Making a mistake is bad, but not correcting until someone who has paid for your service asks you to is just poor.

4 out of 10

REFRESHMENTS: There had no sorbet and the staff when eventually deigning to notice had no idea if they'd stopped selling it, had yet to restock the shelf or if there was no more in the building. As this was the only thing anyone in our party was buying, it doesn't really give me much for which to praise them. I stuck with whatever I happened to have in my pocket, which turned out to be Fruit Pastilles, which I didn't have because the post-sugar-surge slump combined with that film would have sent me to sleep.

3 out of 10

COMPANY: Er, pass. Two of them talked through the trailers about completely unrelated things and laughed at bits in the film which had reminded them of something else, thereby making them about the only people in the cinema to laugh during the entire romantic comedy.

The score reflects their presence and the 241 cheapness it provided.

5 out of 10

TOTALS

For the film: 18 out of 40

For the experience: 12 out of 30

Overall: 30 out of 70

Conclusion: Do not repeat.

Anyhoo,

I misread "ACTING" as "ACHTUNG" the first time I read that paragraph - but then, with those names, and given how you went on to review them, it still made perfect sense.

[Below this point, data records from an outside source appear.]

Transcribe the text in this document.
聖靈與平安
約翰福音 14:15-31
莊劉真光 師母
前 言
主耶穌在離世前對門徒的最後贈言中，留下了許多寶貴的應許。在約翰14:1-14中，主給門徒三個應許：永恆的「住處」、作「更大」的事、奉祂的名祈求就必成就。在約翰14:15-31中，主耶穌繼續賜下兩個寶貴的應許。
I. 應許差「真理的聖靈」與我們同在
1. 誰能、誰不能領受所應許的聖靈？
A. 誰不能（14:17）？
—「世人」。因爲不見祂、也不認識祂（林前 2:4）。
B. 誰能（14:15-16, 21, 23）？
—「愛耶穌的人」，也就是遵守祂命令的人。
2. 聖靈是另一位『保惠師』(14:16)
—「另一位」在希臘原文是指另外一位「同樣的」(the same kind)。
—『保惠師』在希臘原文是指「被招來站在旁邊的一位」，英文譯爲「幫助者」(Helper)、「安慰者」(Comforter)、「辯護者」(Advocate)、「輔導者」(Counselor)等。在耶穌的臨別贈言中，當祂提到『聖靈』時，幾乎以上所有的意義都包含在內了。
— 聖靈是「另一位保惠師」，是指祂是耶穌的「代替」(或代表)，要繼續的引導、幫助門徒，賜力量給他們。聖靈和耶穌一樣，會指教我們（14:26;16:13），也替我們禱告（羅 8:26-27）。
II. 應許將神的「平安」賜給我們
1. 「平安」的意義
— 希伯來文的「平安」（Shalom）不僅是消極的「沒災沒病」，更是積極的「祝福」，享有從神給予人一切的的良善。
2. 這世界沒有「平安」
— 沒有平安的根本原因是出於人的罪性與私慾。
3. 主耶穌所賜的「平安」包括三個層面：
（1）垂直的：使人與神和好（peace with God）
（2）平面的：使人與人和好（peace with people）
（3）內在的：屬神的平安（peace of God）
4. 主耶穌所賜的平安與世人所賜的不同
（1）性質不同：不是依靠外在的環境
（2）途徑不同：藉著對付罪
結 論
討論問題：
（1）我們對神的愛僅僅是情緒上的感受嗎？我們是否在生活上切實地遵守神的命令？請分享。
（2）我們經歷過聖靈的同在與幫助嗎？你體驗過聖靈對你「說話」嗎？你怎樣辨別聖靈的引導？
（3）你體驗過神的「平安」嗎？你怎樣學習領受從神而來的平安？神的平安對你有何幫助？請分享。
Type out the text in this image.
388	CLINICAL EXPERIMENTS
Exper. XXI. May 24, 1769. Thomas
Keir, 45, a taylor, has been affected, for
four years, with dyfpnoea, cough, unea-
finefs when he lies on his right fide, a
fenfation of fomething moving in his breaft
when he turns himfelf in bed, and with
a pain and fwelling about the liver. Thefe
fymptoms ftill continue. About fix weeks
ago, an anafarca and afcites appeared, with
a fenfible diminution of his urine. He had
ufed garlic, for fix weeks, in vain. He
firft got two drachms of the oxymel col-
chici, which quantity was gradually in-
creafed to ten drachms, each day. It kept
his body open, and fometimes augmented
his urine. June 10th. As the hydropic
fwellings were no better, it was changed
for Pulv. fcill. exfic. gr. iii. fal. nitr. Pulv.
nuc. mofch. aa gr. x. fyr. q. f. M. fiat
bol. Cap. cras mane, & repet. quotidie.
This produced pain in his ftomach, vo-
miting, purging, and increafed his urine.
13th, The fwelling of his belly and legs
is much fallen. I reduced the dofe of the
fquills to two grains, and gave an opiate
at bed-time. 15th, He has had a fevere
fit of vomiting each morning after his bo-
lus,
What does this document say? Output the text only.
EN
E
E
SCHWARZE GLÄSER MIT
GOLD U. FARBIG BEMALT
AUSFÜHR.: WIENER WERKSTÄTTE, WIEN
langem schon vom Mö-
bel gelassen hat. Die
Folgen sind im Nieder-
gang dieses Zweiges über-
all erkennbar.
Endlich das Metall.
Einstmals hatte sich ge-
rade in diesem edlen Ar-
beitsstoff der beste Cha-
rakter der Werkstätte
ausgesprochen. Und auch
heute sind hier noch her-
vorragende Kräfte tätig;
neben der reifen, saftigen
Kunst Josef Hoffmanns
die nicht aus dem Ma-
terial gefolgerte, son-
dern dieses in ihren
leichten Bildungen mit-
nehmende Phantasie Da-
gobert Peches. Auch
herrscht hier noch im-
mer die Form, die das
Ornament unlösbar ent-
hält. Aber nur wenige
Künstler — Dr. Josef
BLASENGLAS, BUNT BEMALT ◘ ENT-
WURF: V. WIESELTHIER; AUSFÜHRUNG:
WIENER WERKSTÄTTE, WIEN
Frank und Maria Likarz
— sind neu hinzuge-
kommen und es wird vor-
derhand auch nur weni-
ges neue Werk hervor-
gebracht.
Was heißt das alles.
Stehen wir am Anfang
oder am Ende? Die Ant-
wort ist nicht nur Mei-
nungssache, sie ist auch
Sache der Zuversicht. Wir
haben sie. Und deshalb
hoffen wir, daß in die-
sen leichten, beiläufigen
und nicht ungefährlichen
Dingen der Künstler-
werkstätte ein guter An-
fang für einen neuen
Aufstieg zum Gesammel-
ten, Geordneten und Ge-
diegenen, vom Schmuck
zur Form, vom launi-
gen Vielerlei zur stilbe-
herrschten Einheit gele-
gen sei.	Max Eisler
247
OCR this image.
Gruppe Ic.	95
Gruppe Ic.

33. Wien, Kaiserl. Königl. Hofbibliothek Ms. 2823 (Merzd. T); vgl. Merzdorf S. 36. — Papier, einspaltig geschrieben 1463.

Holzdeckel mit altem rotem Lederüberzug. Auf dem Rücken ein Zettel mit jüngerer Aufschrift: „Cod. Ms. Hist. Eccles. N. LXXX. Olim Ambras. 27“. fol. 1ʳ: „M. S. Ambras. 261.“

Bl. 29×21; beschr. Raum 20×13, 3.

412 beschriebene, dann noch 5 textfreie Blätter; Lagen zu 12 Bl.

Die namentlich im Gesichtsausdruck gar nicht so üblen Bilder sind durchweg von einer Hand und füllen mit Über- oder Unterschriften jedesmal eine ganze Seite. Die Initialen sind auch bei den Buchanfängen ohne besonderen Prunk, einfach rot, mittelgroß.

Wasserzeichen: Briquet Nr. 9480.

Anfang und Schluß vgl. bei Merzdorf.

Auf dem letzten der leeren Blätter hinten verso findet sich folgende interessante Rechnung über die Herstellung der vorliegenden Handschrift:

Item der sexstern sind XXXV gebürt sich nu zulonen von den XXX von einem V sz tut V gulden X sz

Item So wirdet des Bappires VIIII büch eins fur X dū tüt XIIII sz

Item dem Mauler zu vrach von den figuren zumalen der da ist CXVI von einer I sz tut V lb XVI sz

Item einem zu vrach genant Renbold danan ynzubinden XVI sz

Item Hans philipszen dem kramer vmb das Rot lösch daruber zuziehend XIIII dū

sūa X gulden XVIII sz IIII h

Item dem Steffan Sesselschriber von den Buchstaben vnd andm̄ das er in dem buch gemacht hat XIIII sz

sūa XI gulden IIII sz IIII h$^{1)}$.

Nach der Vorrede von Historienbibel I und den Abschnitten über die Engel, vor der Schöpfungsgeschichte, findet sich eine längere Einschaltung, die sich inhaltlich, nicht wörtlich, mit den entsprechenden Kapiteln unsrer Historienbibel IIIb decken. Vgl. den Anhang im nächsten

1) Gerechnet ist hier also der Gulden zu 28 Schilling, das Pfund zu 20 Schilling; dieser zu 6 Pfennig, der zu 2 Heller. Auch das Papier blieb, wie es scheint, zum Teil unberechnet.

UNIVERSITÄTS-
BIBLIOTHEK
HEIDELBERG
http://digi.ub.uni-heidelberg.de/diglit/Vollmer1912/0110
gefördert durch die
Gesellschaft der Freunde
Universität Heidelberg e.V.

Déja Vu, now there's a good film that's not quite what you expect it to be.
 
Déja Vu? I think I've already seen.

Said he treating fire with fire and groan with groan.
 
Your post manages to discuss two of the inclusions on the current deathlist (www.deathlist.net), in Salinger (now 88) and Wallach (92). The trouble with reading The Catcher in the Rye in 2007 is that so many people have copied it, referenced it or borrowed from it, subconsiously or otherwise. It's impossible to appreciate the freshness and impact it must have had on a 1950's audience, in the same way that whilst Airplane is a groundbreaking film, nowadays it looks like just another spoof. Some of Salinger's other stuff (though there ain't much of it - bloody reclusiveness) is more interesting, if you have the time.